Joffrey Ballet
The Joffrey Ballet
The Auditorium Theater
Chicago, IL
April 28–May 9, 2010
Reviewed by Lynn Colburn Shapiro
Jessica Lang’s
Crossed. Photo by Herbert Migdoll, Courtesy The Joffrey.
“Eclectica” is an apt title for The Joffrey Ballet’s spring program, which included two world premieres that mixed innovation with reverence for tradition. Gerald Arpino’s lyrical Reflections (1971) served as a prelude to Jessica Lang’s ecclesiastic Crossed, a meditation on faith, and James Kudelka’s Pretty BALLET, a personal essay on his love affair with the classics. Together these works charged the evening with a diversity of style, music, and movement, while complimenting each other in a provocative blend of modern and ballet.
In Crossed, massive vertical and horizontal panels (designed by Lang herself) slowly traverse the stage in their own choreographed patterns, defining physical boundaries and evoking religious symbolism. Their movement heightens the impact of the choreography, alternately devotional and celebratory, set to the spiritual music of Mozart, Handel, and Josquin des Pres. The theme of the cross echoes throughout: whole groups crossing each other in sweeping rushes, crossed arms, crisscrossed hands, even the cruciform bands bisecting the women’s long-sleeved dresses and men’s shirts. Gestures of penitence and supplication draw on the archaic dance forms favored by Martha Graham and Doris Humphrey. But the stylized hands with fingers pressed together, parallel arms hugging the torso with elbows bent backwards, flexed-foot extensions, and breathy suspensions never overwhelmed Lang’s own inventiveness.

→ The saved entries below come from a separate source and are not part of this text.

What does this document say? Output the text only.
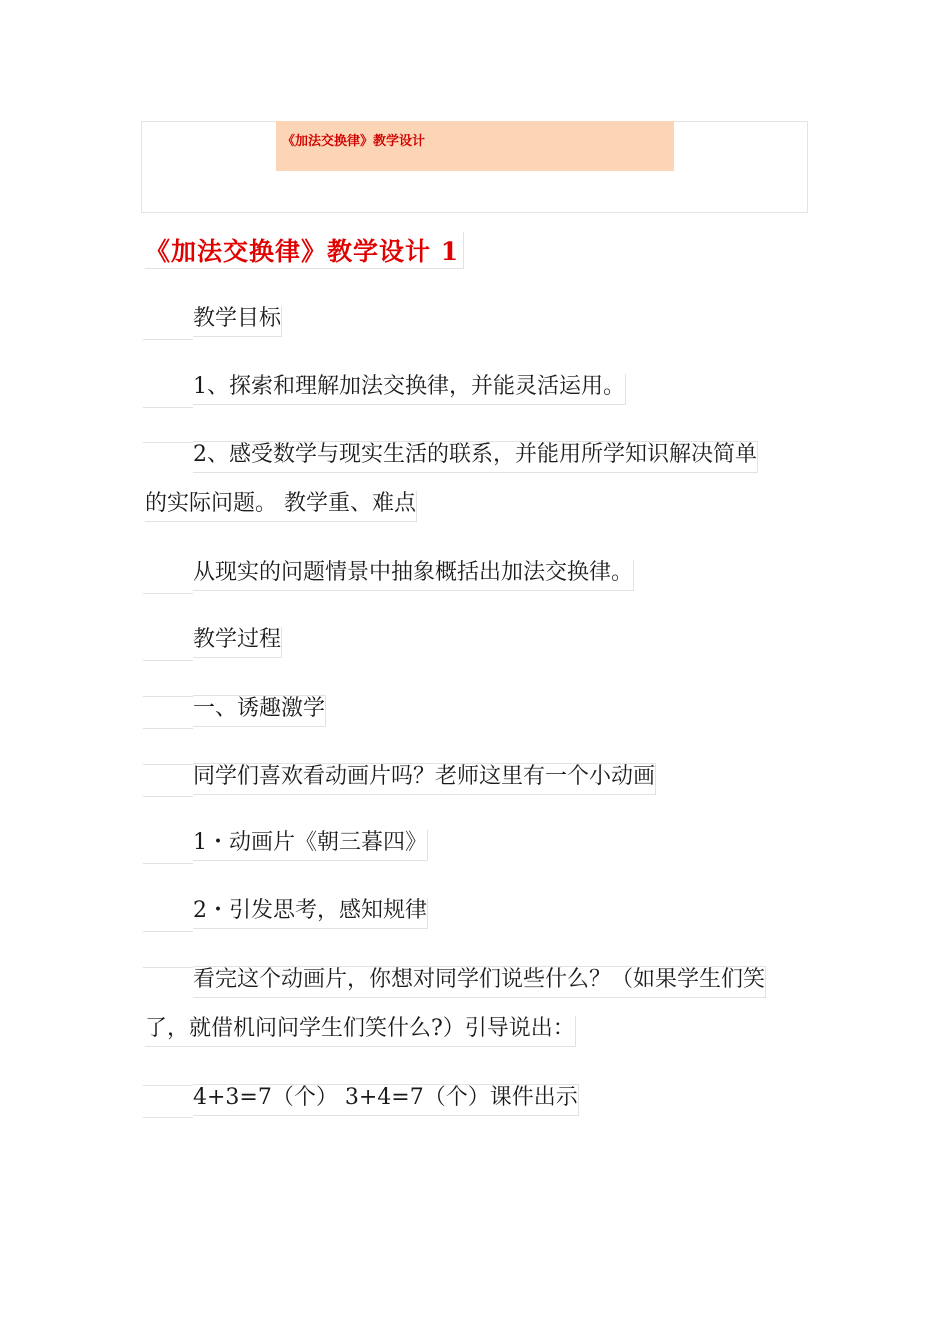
《加法交换律》教学设计
《加法交换律》教学设计 1
教学目标
1、探索和理解加法交换律，并能灵活运用。
2、感受数学与现实生活的联系，并能用所学知识解决简单
的实际问题。 教学重、难点
从现实的问题情景中抽象概括出加法交换律。
教学过程
一、诱趣激学
同学们喜欢看动画片吗？老师这里有一个小动画
1・动画片《朝三暮四》
2・引发思考，感知规律
看完这个动画片，你想对同学们说些什么？（如果学生们笑
了，就借机问问学生们笑什么?）引导说出：
4+3=7（个） 3+4=7（个）课件出示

Mirroring the musical canon of Gregorian chant, Lang’s bare-chested male quintet, led by Fabrice Calmels, created its own stunning gothic architecture. Their longing for salvation was in direct dialogue with the towering icon of faith suspended above them. Lang unleashed the raw expressiveness of Victoria Jaiani and Valerie Robin in a compelling duet. These superb classical ballerinas performed a liturgy of falls, contractions, wrenched fingers, and torso isolations with authority and dramatic depth.
Where Lang’s work integrates modern dance idioms with balletic form, James Kudelka calls on Giselle and friends to waft throughout Pretty BALLET. Ethereal Wilis in long white tutus usher in the spirit of ballet past, danced by Jaiani. She enters born aloft by a chorus of men, a slim blood-red band across her bodice and red pointe shoes distinguishing her from the other women. In a breathtaking performance, she comes to life for an exquisite duet with Miguel Angel Blanco, only to recede again into a doll-like apparition in her living museum of sylph memories.
Kudelka conjures a cinematic surrealism, accentuated by a black cyclorama and white clouds. The women’s lyricism contrasts with the men’s geometric movement, as torso swings and body thrusts punctuate classical vocabulary. The piece gives the Joffrey dancers ample room to show off their technical brilliance, especially in the harlequin motif of Movement III, where tours, beats, and sissonnes abound. The curtain lowers on the silent perpetual motion of windmill arms and repetitive leaps, as Giselle is raised up once again, surely not dead, but merely asleep until the magic or the magician rouses her again.